Americans love gadgets. From iPads to Androids to GPS, we’re a nation hooked on streamlined devices designed to simplify, entertain, and guide. So why then does the U.S lag behind other developed countries in adopting the insulin pen, once called the “iPod for insulin delivery”? It’s a bit of a puzzle.
It’s not because the pen is inferior to the syringe in insulin delivery. In some ways, the pen might provide better accuracy and more flexibility, according to Dr. Ernest Asamoah of Diabetes-Endocrinology Consultants in Indianapolis. In a 2008 article for the Journal of Diabetes Technology, Dr. Asamoah sees several advantages of the pen over the syringe, writing, “Compliance with treatment is better because a pen device is easier to carry around, easy to use, provides greater dose accuracy, and is more satisfactory to patients as compared with a syringe.”
28-year-old Portland, Maine resident Jacqueline Curtis agrees. Curtis’ provider prescribed the NovoLog FlexPen for fast-acting insulin, along with a once-daily dose of long-acting insulin via syringe to help her control Type 1 diabetes. A college athlete at Warren Wilson College in North Carolina who now uses a pump, Curtis says she had tighter control of her insulin intake with the pen over the syringe. “The pen was more flexible and private,” she says. “It was easier to just dial it in a restaurant.”
Curtis soon became devoted to the pen. When she was first diagnosed in 2002, her treatment was covered under her parents’ insurance. Then when she was in danger of aging out of their plan, she got into a program through NovoLog which provided the pen for a reduced cost. “I outright bought enough to cover for the time when I had no insurance,” she says.
Dr.
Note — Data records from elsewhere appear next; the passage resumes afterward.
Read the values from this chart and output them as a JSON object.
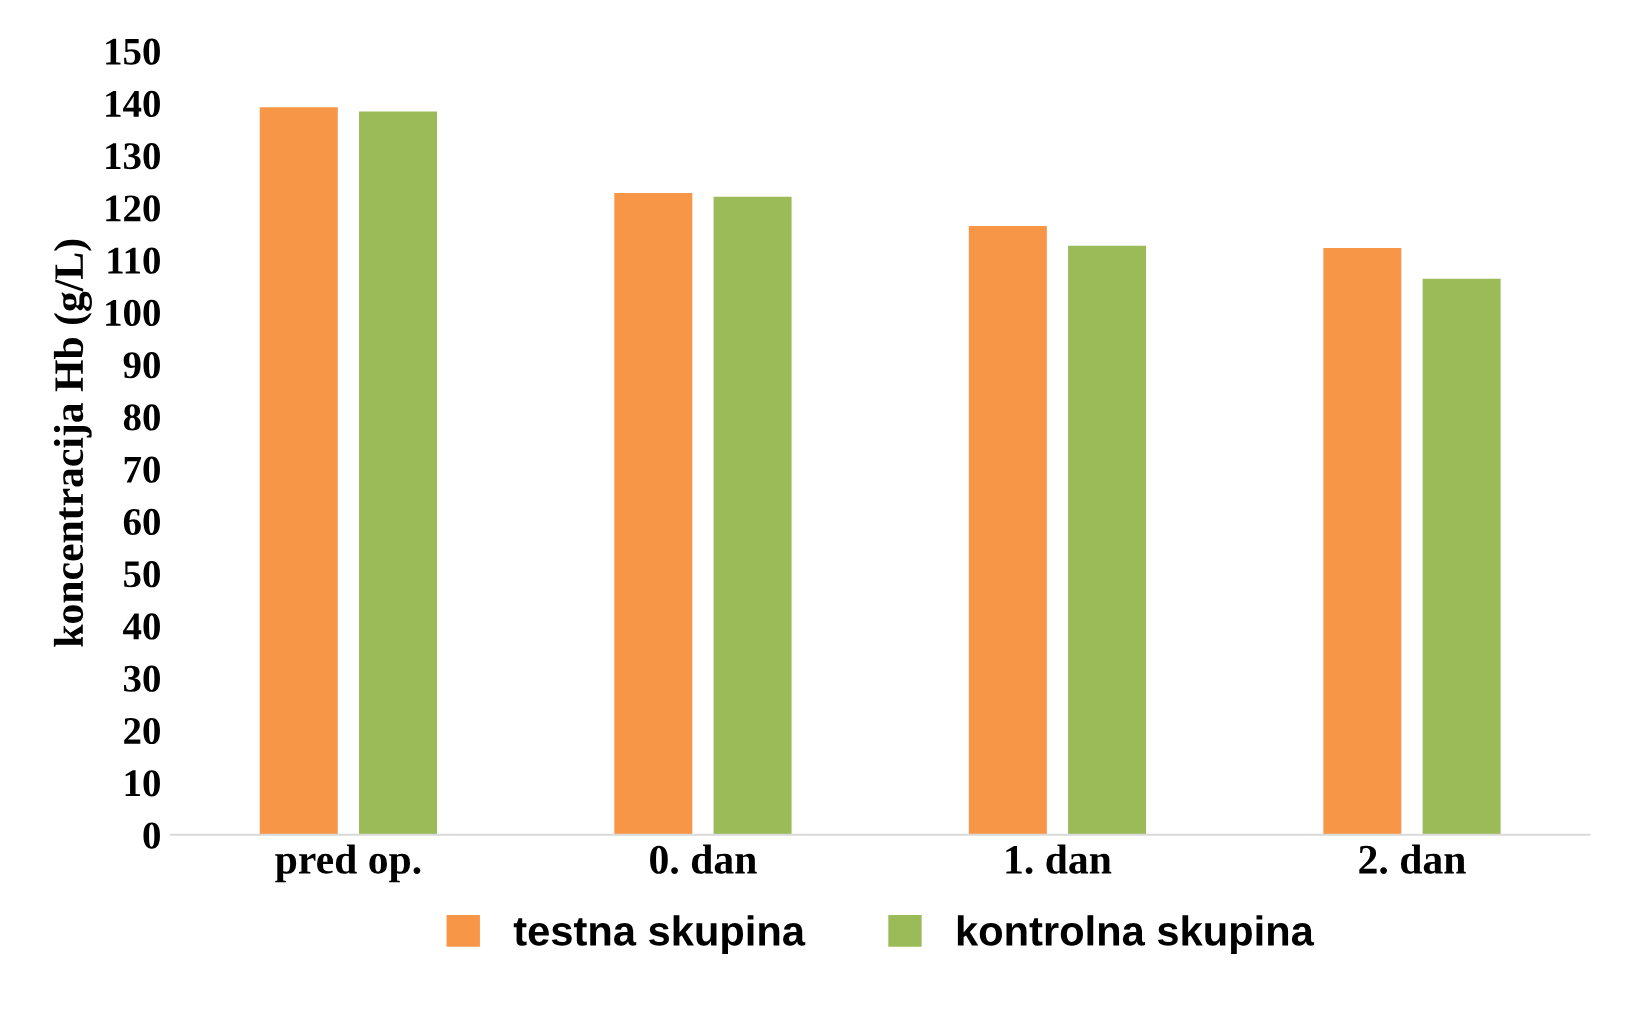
{
  "chart_data": {
    "type": "bar",
    "ylabel": "koncentracija Hb (g/L)",
    "categories": [
      "pred op.",
      "0. dan",
      "1. dan",
      "2. dan"
    ],
    "series": [
      {
        "name": "testna skupina",
        "color": "#f79646",
        "values": [
          139.2,
          122.8,
          116.5,
          112.3
        ]
      },
      {
        "name": "kontrolna skupina",
        "color": "#9bbb59",
        "values": [
          138.4,
          122.1,
          112.7,
          106.4
        ]
      }
    ],
    "ylim": [
      0,
      150
    ],
    "yticks": [
      0,
      10,
      20,
      30,
      40,
      50,
      60,
      70,
      80,
      90,
      100,
      110,
      120,
      130,
      140,
      150
    ],
    "grid": false,
    "legend": "bottom"
  }
}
Stephen Goss, an internist at Franklin Memorial Hospital in Farmington, Maine, prefers to prescribe the pen for new insulin users because there can be more room for error with syringes. Sometimes, however, he encounters hurdles in prescribing the pen, as insurance companies at times have balked at its higher price tag.
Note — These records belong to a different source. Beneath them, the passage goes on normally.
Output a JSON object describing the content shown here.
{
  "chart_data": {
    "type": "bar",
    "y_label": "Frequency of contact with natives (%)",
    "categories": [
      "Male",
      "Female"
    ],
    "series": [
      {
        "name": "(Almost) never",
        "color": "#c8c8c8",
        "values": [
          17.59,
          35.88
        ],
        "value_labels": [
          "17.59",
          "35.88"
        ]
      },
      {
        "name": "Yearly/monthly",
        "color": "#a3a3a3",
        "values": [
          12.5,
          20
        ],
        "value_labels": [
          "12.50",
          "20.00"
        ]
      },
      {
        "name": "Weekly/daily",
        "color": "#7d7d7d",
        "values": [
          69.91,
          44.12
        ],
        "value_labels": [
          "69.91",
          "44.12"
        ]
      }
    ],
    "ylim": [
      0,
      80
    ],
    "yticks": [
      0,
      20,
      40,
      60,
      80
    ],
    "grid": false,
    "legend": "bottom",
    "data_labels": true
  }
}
“I get calls from the pharmacist stating that the patient’s insurance will not cover the pen,” he says in an email interview. “Unfortunately, it is insurance companies that drive that decision. Many will not pay for the pen unless there is a mechanical or visual reason why the patient cannot use the vial and syringe.”
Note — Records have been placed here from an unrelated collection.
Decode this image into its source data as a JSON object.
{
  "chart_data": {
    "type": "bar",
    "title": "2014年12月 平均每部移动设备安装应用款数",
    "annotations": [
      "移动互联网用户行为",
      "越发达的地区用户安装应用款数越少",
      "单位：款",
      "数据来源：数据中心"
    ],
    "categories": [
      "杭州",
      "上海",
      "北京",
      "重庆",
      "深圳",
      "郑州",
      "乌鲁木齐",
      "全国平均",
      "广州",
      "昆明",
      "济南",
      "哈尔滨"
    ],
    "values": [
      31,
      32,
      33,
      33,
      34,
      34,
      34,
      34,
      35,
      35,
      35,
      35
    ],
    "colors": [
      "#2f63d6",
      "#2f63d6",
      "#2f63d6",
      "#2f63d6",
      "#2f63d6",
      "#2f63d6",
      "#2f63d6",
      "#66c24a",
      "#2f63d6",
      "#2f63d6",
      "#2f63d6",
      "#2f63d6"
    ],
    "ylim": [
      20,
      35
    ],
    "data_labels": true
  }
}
Dr. Edmund J. Pezalla, Aetna’s Vice President and National Medical Director for Pharmacy Policy and Strategy, said insurance providers were reluctant to cover pens in the past because of their higher cost. At one time insurance companies would only pay for a pen device if a patient had difficulty with injections due to arthritis or poor eyesight. But as the price difference between the two has decreased, insurance coverage of insulin pens has increased, he says.
“Payers are more open to having pen devices. In part that might be because pharmaceutical firms are more willing to contract for it or there might be more available pen devices for the insulin that managed care companies will cover,” he says.
Pens now are gaining significant traction in the marketplace, even if they still cost 10% to 30% more per milliliter of insulin delivered. Lantus SoloStar pen usage in the U.S. has increased from 14% of total Lantus prescriptions to 44% in 2012, according to Frost & Sullivan, a market research company based in Mountain View, California. Frost & Sullivan analyst Debbie Toscano says most insurance plans, including Medicare Part D, cover both methods of injection. There still are reasons for prescribing the syringe over the pen, including increased costs and specific medical conditions, but she says pen usage could become the norm.
Another reason the U.S. may lag behind some other nations in pen adoption is because Americans with diabetes may be adopting another technology more rapidly, according to Lilly Diabetes spokeswoman Julie Williams. (Lilly Diabetes offers a variety of insulin delivery devices.) Williams says insulin pump usage in the U.S. outpaces pump usage in Europe and Japan, a factor which contributes to lower rates of pen users. However, she says she expects to see syringe use decline as “most health care professionals prefer the simplicity and convenience of insulin pens to insulin syringes.”
If current market trends continue, the pen might soon be mightier than the syringe in the end, diabetes industry stakeholders agree. And like with the iPhone and Skype, it may be the younger crowd, people like Curtis, who lead the shift.